Get Smart About Kennedy, Says Max

The bane of Kennedy assassination conspiracy hounds is Cold War historian and journalist Max Holland, who methodically eviscerates every bogus theory pointing away from the sole murderer, Lee Harvey Oswald.

His latest posting is about Gus Russo's just-published Brothers in Arms, which purports to offer "explosive new information" about an alleged Cuban link to the assassination. As Holland shows, a key Russo source, the late Marty Underwood, an LBJ advance man, just can't be trusted. Over the years he has tricked credulous historians and reporters into writing that he was in the Dallas motorcade at the time of the murder, on Air Force One as President Johnson was sworn in, and in Mexico in 1968 as LBJ's secret emissary. All were lies.

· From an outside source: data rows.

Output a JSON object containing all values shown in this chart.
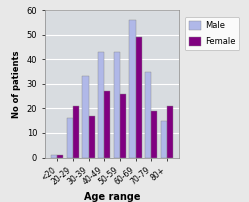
{
  "categories": [
    "<20",
    "20-29",
    "30-39",
    "40-49",
    "50-59",
    "60-69",
    "70-79",
    "80+"
  ],
  "male_values": [
    1,
    16,
    33,
    43,
    43,
    56,
    35,
    15
  ],
  "female_values": [
    1,
    21,
    17,
    27,
    26,
    49,
    19,
    21
  ],
  "male_color": "#b0b8e8",
  "female_color": "#800080",
  "xlabel": "Age range",
  "ylabel": "No of patients",
  "ylim": [
    0,
    60
  ],
  "yticks": [
    0,
    10,
    20,
    30,
    40,
    50,
    60
  ],
  "legend_labels": [
    "Male",
    "Female"
  ],
  "plot_bg_color": "#d8dce0",
  "fig_bg_color": "#e8e8e8",
  "grid_color": "#ffffff"
}
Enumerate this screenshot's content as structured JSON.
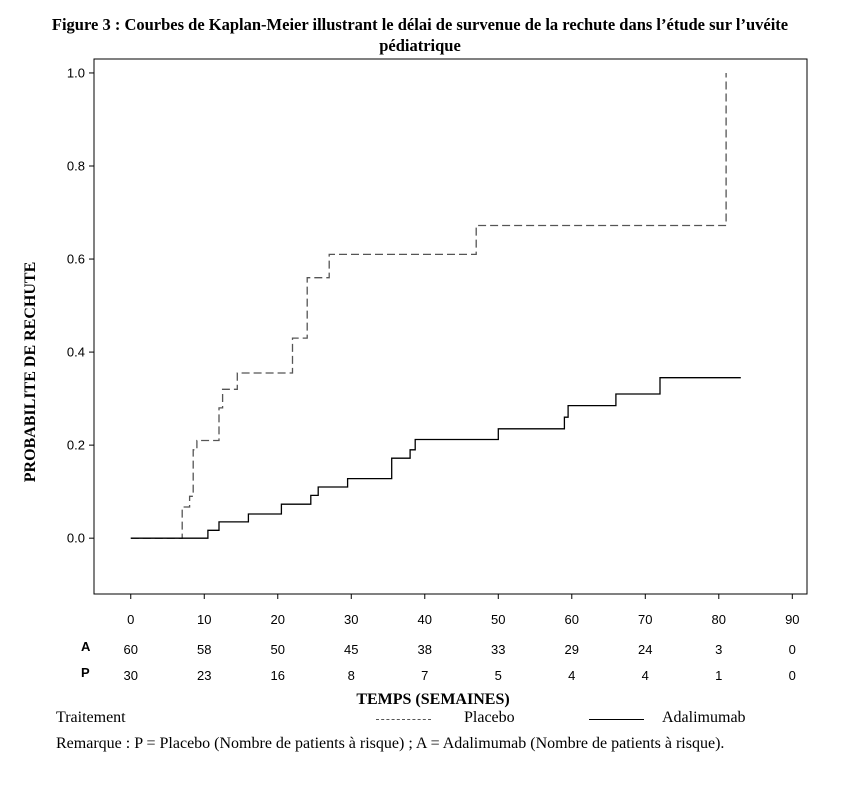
{
  "figure": {
    "title": "Figure 3 : Courbes de Kaplan-Meier illustrant le délai de survenue de la rechute dans l’étude sur l’uvéite pédiatrique"
  },
  "chart_data": {
    "type": "line",
    "title": "Figure 3 : Courbes de Kaplan-Meier illustrant le délai de survenue de la rechute dans l’étude sur l’uvéite pédiatrique",
    "xlabel": "TEMPS (SEMAINES)",
    "ylabel": "PROBABILITE DE RECHUTE",
    "xlim": [
      -5,
      92
    ],
    "ylim": [
      -0.12,
      1.03
    ],
    "xticks": [
      0,
      10,
      20,
      30,
      40,
      50,
      60,
      70,
      80,
      90
    ],
    "yticks": [
      "0.0",
      "0.2",
      "0.4",
      "0.6",
      "0.8",
      "1.0"
    ],
    "grid": false,
    "step": true,
    "series": [
      {
        "name": "Placebo",
        "style": "dashed",
        "color": "#555555",
        "points": [
          [
            0,
            0.0
          ],
          [
            7,
            0.0
          ],
          [
            7,
            0.067
          ],
          [
            8,
            0.067
          ],
          [
            8,
            0.09
          ],
          [
            8.5,
            0.09
          ],
          [
            8.5,
            0.19
          ],
          [
            9,
            0.19
          ],
          [
            9,
            0.21
          ],
          [
            12,
            0.21
          ],
          [
            12,
            0.28
          ],
          [
            12.5,
            0.28
          ],
          [
            12.5,
            0.32
          ],
          [
            14.5,
            0.32
          ],
          [
            14.5,
            0.355
          ],
          [
            22,
            0.355
          ],
          [
            22,
            0.43
          ],
          [
            24,
            0.43
          ],
          [
            24,
            0.56
          ],
          [
            27,
            0.56
          ],
          [
            27,
            0.61
          ],
          [
            47,
            0.61
          ],
          [
            47,
            0.672
          ],
          [
            81,
            0.672
          ],
          [
            81,
            1.0
          ]
        ]
      },
      {
        "name": "Adalimumab",
        "style": "solid",
        "color": "#000000",
        "points": [
          [
            0,
            0.0
          ],
          [
            10.5,
            0.0
          ],
          [
            10.5,
            0.017
          ],
          [
            12,
            0.017
          ],
          [
            12,
            0.035
          ],
          [
            16,
            0.035
          ],
          [
            16,
            0.052
          ],
          [
            20.5,
            0.052
          ],
          [
            20.5,
            0.073
          ],
          [
            24.5,
            0.073
          ],
          [
            24.5,
            0.092
          ],
          [
            25.5,
            0.092
          ],
          [
            25.5,
            0.11
          ],
          [
            29.5,
            0.11
          ],
          [
            29.5,
            0.128
          ],
          [
            35.5,
            0.128
          ],
          [
            35.5,
            0.172
          ],
          [
            38,
            0.172
          ],
          [
            38,
            0.19
          ],
          [
            38.7,
            0.19
          ],
          [
            38.7,
            0.212
          ],
          [
            50,
            0.212
          ],
          [
            50,
            0.235
          ],
          [
            59,
            0.235
          ],
          [
            59,
            0.26
          ],
          [
            59.5,
            0.26
          ],
          [
            59.5,
            0.285
          ],
          [
            66,
            0.285
          ],
          [
            66,
            0.31
          ],
          [
            72,
            0.31
          ],
          [
            72,
            0.345
          ],
          [
            83,
            0.345
          ]
        ]
      }
    ],
    "risk_table": {
      "times": [
        0,
        10,
        20,
        30,
        40,
        50,
        60,
        70,
        80,
        90
      ],
      "rows": [
        {
          "key": "A",
          "counts": [
            "60",
            "58",
            "50",
            "45",
            "38",
            "33",
            "29",
            "24",
            "3",
            "0"
          ]
        },
        {
          "key": "P",
          "counts": [
            "30",
            "23",
            "16",
            "8",
            "7",
            "5",
            "4",
            "4",
            "1",
            "0"
          ]
        }
      ]
    }
  },
  "legend": {
    "heading": "Traitement",
    "placebo_label": "Placebo",
    "adalimumab_label": "Adalimumab"
  },
  "note": "Remarque : P = Placebo (Nombre de patients à risque) ; A = Adalimumab (Nombre de patients à risque)."
}
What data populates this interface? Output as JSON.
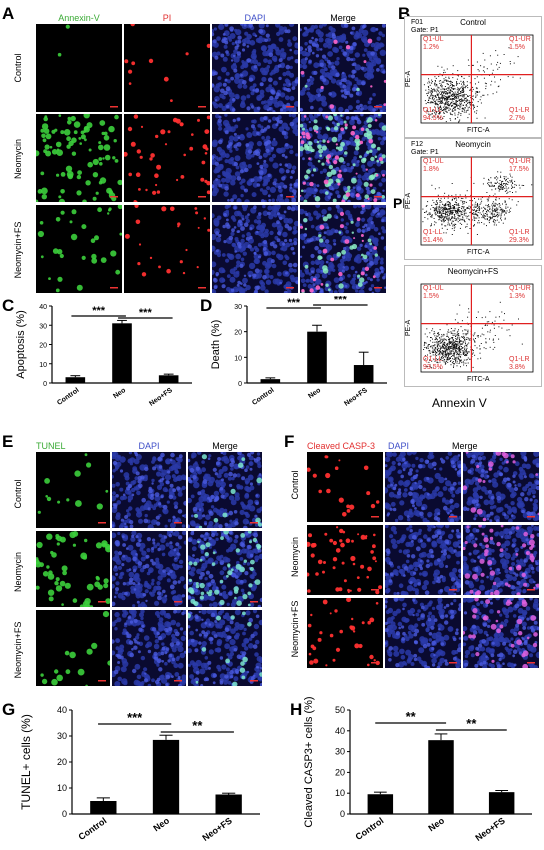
{
  "figure": {
    "panels": {
      "A": {
        "label": "A",
        "channels": [
          "Annexin-V",
          "PI",
          "DAPI",
          "Merge"
        ],
        "channel_colors": [
          "#3aaa35",
          "#e23030",
          "#4050c8",
          "#000000"
        ],
        "rows": [
          "Control",
          "Neomycin",
          "Neomycin+FS"
        ]
      },
      "B": {
        "label": "B",
        "y_title": "PI",
        "x_title": "Annexin V",
        "axis_x": "FITC-A",
        "axis_y": "PE-A",
        "plots": [
          {
            "id": "F01",
            "gate": "Gate: P1",
            "title": "Control",
            "UL": "Q1-UL\n1.2%",
            "UR": "Q1-UR\n1.5%",
            "LL": "Q1-LL\n94.5%",
            "LR": "Q1-LR\n2.7%"
          },
          {
            "id": "F12",
            "gate": "Gate: P1",
            "title": "Neomycin",
            "UL": "Q1-UL\n1.8%",
            "UR": "Q1-UR\n17.5%",
            "LL": "Q1-LL\n51.4%",
            "LR": "Q1-LR\n29.3%"
          },
          {
            "id": "",
            "gate": "",
            "title": "Neomycin+FS",
            "UL": "Q1-UL\n1.5%",
            "UR": "Q1-UR\n1.3%",
            "LL": "Q1-LL\n93.5%",
            "LR": "Q1-LR\n3.8%"
          }
        ]
      },
      "E": {
        "label": "E",
        "channels": [
          "TUNEL",
          "DAPI",
          "Merge"
        ],
        "channel_colors": [
          "#3aaa35",
          "#4050c8",
          "#000000"
        ],
        "rows": [
          "Control",
          "Neomycin",
          "Neomycin+FS"
        ]
      },
      "F": {
        "label": "F",
        "channels": [
          "Cleaved CASP-3",
          "DAPI",
          "Merge"
        ],
        "channel_colors": [
          "#e23030",
          "#4050c8",
          "#000000"
        ],
        "rows": [
          "Control",
          "Neomycin",
          "Neomycin+FS"
        ]
      }
    }
  },
  "chart_data": [
    {
      "panel": "C",
      "type": "bar",
      "categories": [
        "Control",
        "Neo",
        "Neo+FS"
      ],
      "values": [
        3,
        31,
        4
      ],
      "errors": [
        0.8,
        1.5,
        0.6
      ],
      "ylabel": "Apoptosis (%)",
      "ylim": [
        0,
        40
      ],
      "yticks": [
        0,
        10,
        20,
        30,
        40
      ],
      "significance": [
        {
          "from": 0,
          "to": 1,
          "text": "***"
        },
        {
          "from": 1,
          "to": 2,
          "text": "***"
        }
      ]
    },
    {
      "panel": "D",
      "type": "bar",
      "categories": [
        "Control",
        "Neo",
        "Neo+FS"
      ],
      "values": [
        1.5,
        20,
        7
      ],
      "errors": [
        0.5,
        2.5,
        5
      ],
      "ylabel": "Death (%)",
      "ylim": [
        0,
        30
      ],
      "yticks": [
        0,
        10,
        20,
        30
      ],
      "significance": [
        {
          "from": 0,
          "to": 1,
          "text": "***"
        },
        {
          "from": 1,
          "to": 2,
          "text": "***"
        }
      ]
    },
    {
      "panel": "G",
      "type": "bar",
      "categories": [
        "Control",
        "Neo",
        "Neo+FS"
      ],
      "values": [
        5,
        28.5,
        7.5
      ],
      "errors": [
        1.2,
        1.8,
        0.5
      ],
      "ylabel": "TUNEL+ cells (%)",
      "ylim": [
        0,
        40
      ],
      "yticks": [
        0,
        10,
        20,
        30,
        40
      ],
      "significance": [
        {
          "from": 0,
          "to": 1,
          "text": "***"
        },
        {
          "from": 1,
          "to": 2,
          "text": "**"
        }
      ]
    },
    {
      "panel": "H",
      "type": "bar",
      "categories": [
        "Control",
        "Neo",
        "Neo+FS"
      ],
      "values": [
        9.5,
        35.5,
        10.5
      ],
      "errors": [
        1,
        3,
        0.8
      ],
      "ylabel": "Cleaved CASP3+ cells (%)",
      "ylim": [
        0,
        50
      ],
      "yticks": [
        0,
        10,
        20,
        30,
        40,
        50
      ],
      "significance": [
        {
          "from": 0,
          "to": 1,
          "text": "**"
        },
        {
          "from": 1,
          "to": 2,
          "text": "**"
        }
      ]
    }
  ]
}
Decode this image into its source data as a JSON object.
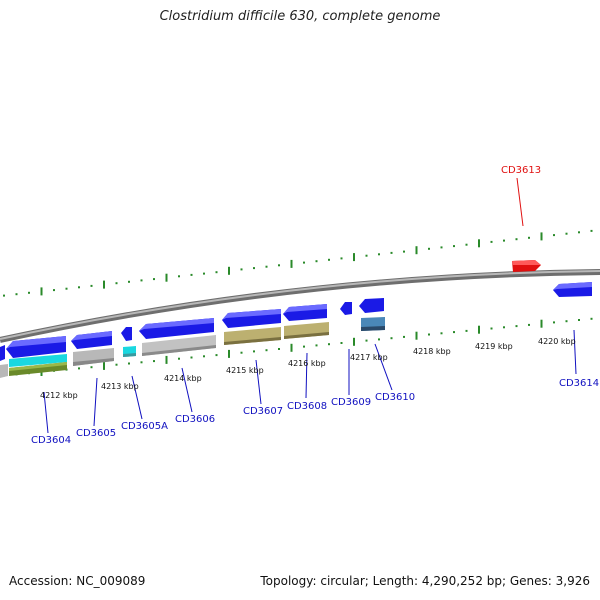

Among those Underwood duped over the years is Pulitzer Prize-winning reporter Seymour Hersh. In The Dark Side of Camelot, Hersh wrote, based on Underwood's statements, that Kennedy mistress Judith Campbell had delivered a package from Kennedy to mob boss Sam Giancana. Underwood said he knew this because he'd been assigned to tail her. This too was a lie. Holland writes:

Proof that both Russo and Hersh had been duped came in the 1998 report of the Assassination Records Review Board (ARRB), a special federal panel created in 1992 to make available all records pertaining to the Kennedy assassination. The ARRB investigated Underwood’s story as part of its mandate, and the former advance man recanted when sitting across from a government lawyer instead of reporters who were all ears and buying lunch. Underwood “denied that he followed [Judy Campbell] on a train,” the ARRB observed in its 1998 final report, “and [said] that he had no knowledge about her alleged role as a courier.”

An unchastened Hersh moved on to other stories.

Among them a false and an especially hurtful story, from an equally fishy source, that Hersh repeated publicly about President and Mrs. Nixon. Perhaps more later.